Die Olympischen Spiele in Tokio waren für Sifan Hassan ein geistiger und körperlicher Kampf. Dennoch entscheidet sich der dreißigjährige Niederländer bei der Leichtathletik-Weltmeisterschaft in Budapest erneut für die äußerst arbeitsreiche Kombination aus drei Distanzen. Wie kam sie zu dieser Entscheidung?
Tussen haar olympische races van twee jaar geleden door vertelde Hassan steeds dat ze zo’n last had van de warmte. Maar dat was niet zo. In werkelijkheid kampte ze met een verrekte spier in haar bovenbeen. Dat gaf zoveel stress dat ze meermaals in tranen uitbarstte.

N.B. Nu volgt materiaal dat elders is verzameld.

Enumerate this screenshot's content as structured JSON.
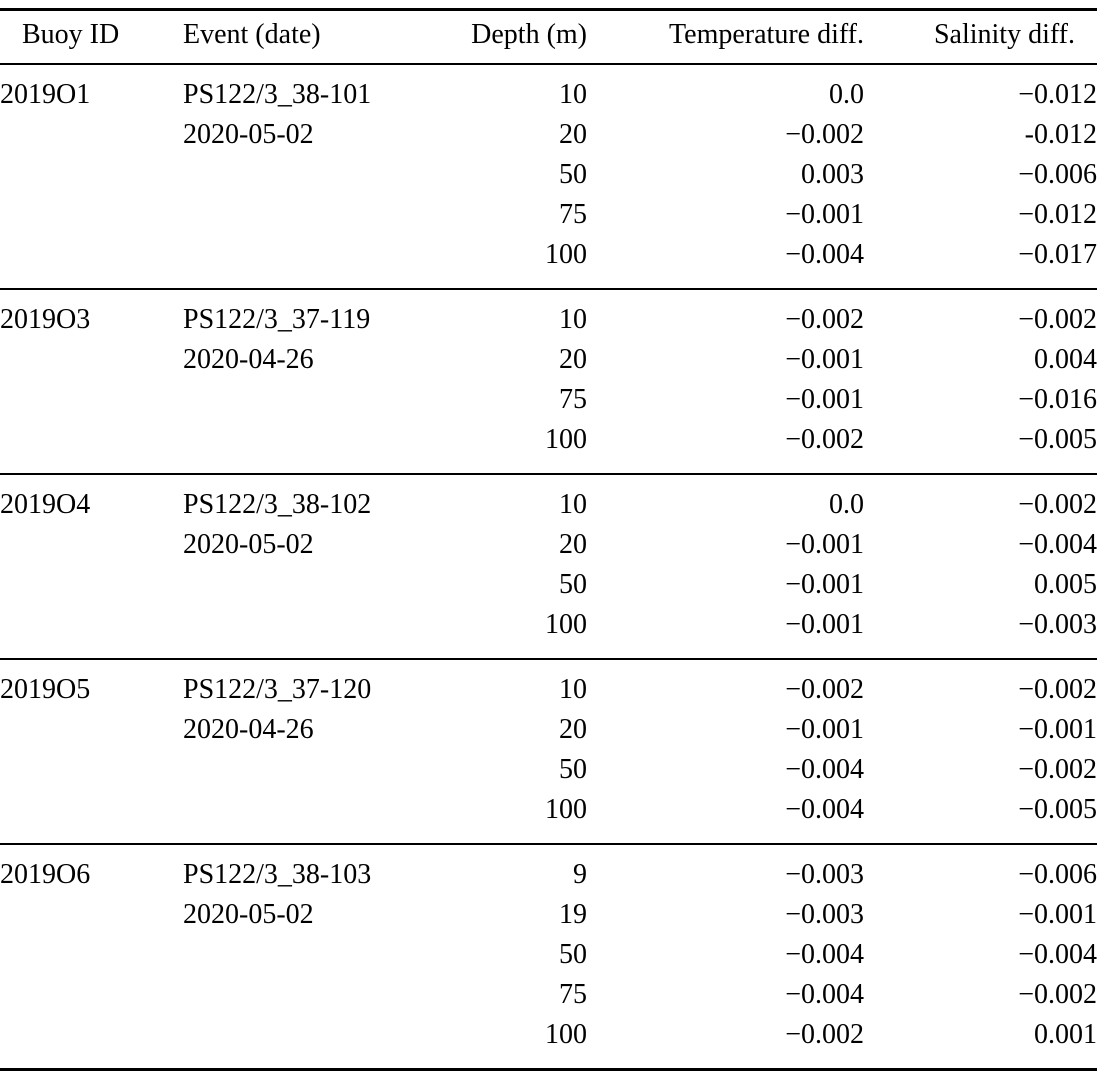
{
  "page": {
    "background": "#ffffff",
    "text_color": "#000000",
    "rule_color": "#000000"
  },
  "table": {
    "columns": [
      "Buoy ID",
      "Event (date)",
      "Depth (m)",
      "Temperature diff.",
      "Salinity diff."
    ],
    "groups": [
      {
        "buoy_id": "2019O1",
        "event": "PS122/3_38-101",
        "date": "2020-05-02",
        "rows": [
          {
            "depth": "10",
            "temperature_diff": "0.0",
            "salinity_diff": "−0.012"
          },
          {
            "depth": "20",
            "temperature_diff": "−0.002",
            "salinity_diff": "-0.012"
          },
          {
            "depth": "50",
            "temperature_diff": "0.003",
            "salinity_diff": "−0.006"
          },
          {
            "depth": "75",
            "temperature_diff": "−0.001",
            "salinity_diff": "−0.012"
          },
          {
            "depth": "100",
            "temperature_diff": "−0.004",
            "salinity_diff": "−0.017"
          }
        ]
      },
      {
        "buoy_id": "2019O3",
        "event": "PS122/3_37-119",
        "date": "2020-04-26",
        "rows": [
          {
            "depth": "10",
            "temperature_diff": "−0.002",
            "salinity_diff": "−0.002"
          },
          {
            "depth": "20",
            "temperature_diff": "−0.001",
            "salinity_diff": "0.004"
          },
          {
            "depth": "75",
            "temperature_diff": "−0.001",
            "salinity_diff": "−0.016"
          },
          {
            "depth": "100",
            "temperature_diff": "−0.002",
            "salinity_diff": "−0.005"
          }
        ]
      },
      {
        "buoy_id": "2019O4",
        "event": "PS122/3_38-102",
        "date": "2020-05-02",
        "rows": [
          {
            "depth": "10",
            "temperature_diff": "0.0",
            "salinity_diff": "−0.002"
          },
          {
            "depth": "20",
            "temperature_diff": "−0.001",
            "salinity_diff": "−0.004"
          },
          {
            "depth": "50",
            "temperature_diff": "−0.001",
            "salinity_diff": "0.005"
          },
          {
            "depth": "100",
            "temperature_diff": "−0.001",
            "salinity_diff": "−0.003"
          }
        ]
      },
      {
        "buoy_id": "2019O5",
        "event": "PS122/3_37-120",
        "date": "2020-04-26",
        "rows": [
          {
            "depth": "10",
            "temperature_diff": "−0.002",
            "salinity_diff": "−0.002"
          },
          {
            "depth": "20",
            "temperature_diff": "−0.001",
            "salinity_diff": "−0.001"
          },
          {
            "depth": "50",
            "temperature_diff": "−0.004",
            "salinity_diff": "−0.002"
          },
          {
            "depth": "100",
            "temperature_diff": "−0.004",
            "salinity_diff": "−0.005"
          }
        ]
      },
      {
        "buoy_id": "2019O6",
        "event": "PS122/3_38-103",
        "date": "2020-05-02",
        "rows": [
          {
            "depth": "9",
            "temperature_diff": "−0.003",
            "salinity_diff": "−0.006"
          },
          {
            "depth": "19",
            "temperature_diff": "−0.003",
            "salinity_diff": "−0.001"
          },
          {
            "depth": "50",
            "temperature_diff": "−0.004",
            "salinity_diff": "−0.004"
          },
          {
            "depth": "75",
            "temperature_diff": "−0.004",
            "salinity_diff": "−0.002"
          },
          {
            "depth": "100",
            "temperature_diff": "−0.002",
            "salinity_diff": "0.001"
          }
        ]
      }
    ]
  }
}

Het was niet het enige waar Hassan mee worstelde in Tokio. Steeds weer stelde ze zichzelf de vraag of ze wel de juiste beslissing had genomen door als eerste atlete ooit de 1.500, 5.000 en 10.000 meter te combineren. Ze was bang om alles te verliezen in haar wens geschiedenis te schrijven.
„Ik dacht: misschien houd ik het niet vol. Dan pak ik geen enkele keer goud en is de droom kapot“, zei ze eerder deze week in Boedapest over haar bijzondere olympische avontuur.
Op de 5.000 meter werd het goud, maar toen ze op de 1.500 meter genoegen moest nemen met brons was haar hart gebroken. Het zorgde voor nog meer stress richting de afsluitende 10.000 meter. Uitgeteld lag ze op de baan nadat ook op die afstand het goud binnen was. Dit nooit meer, leek ze te denken.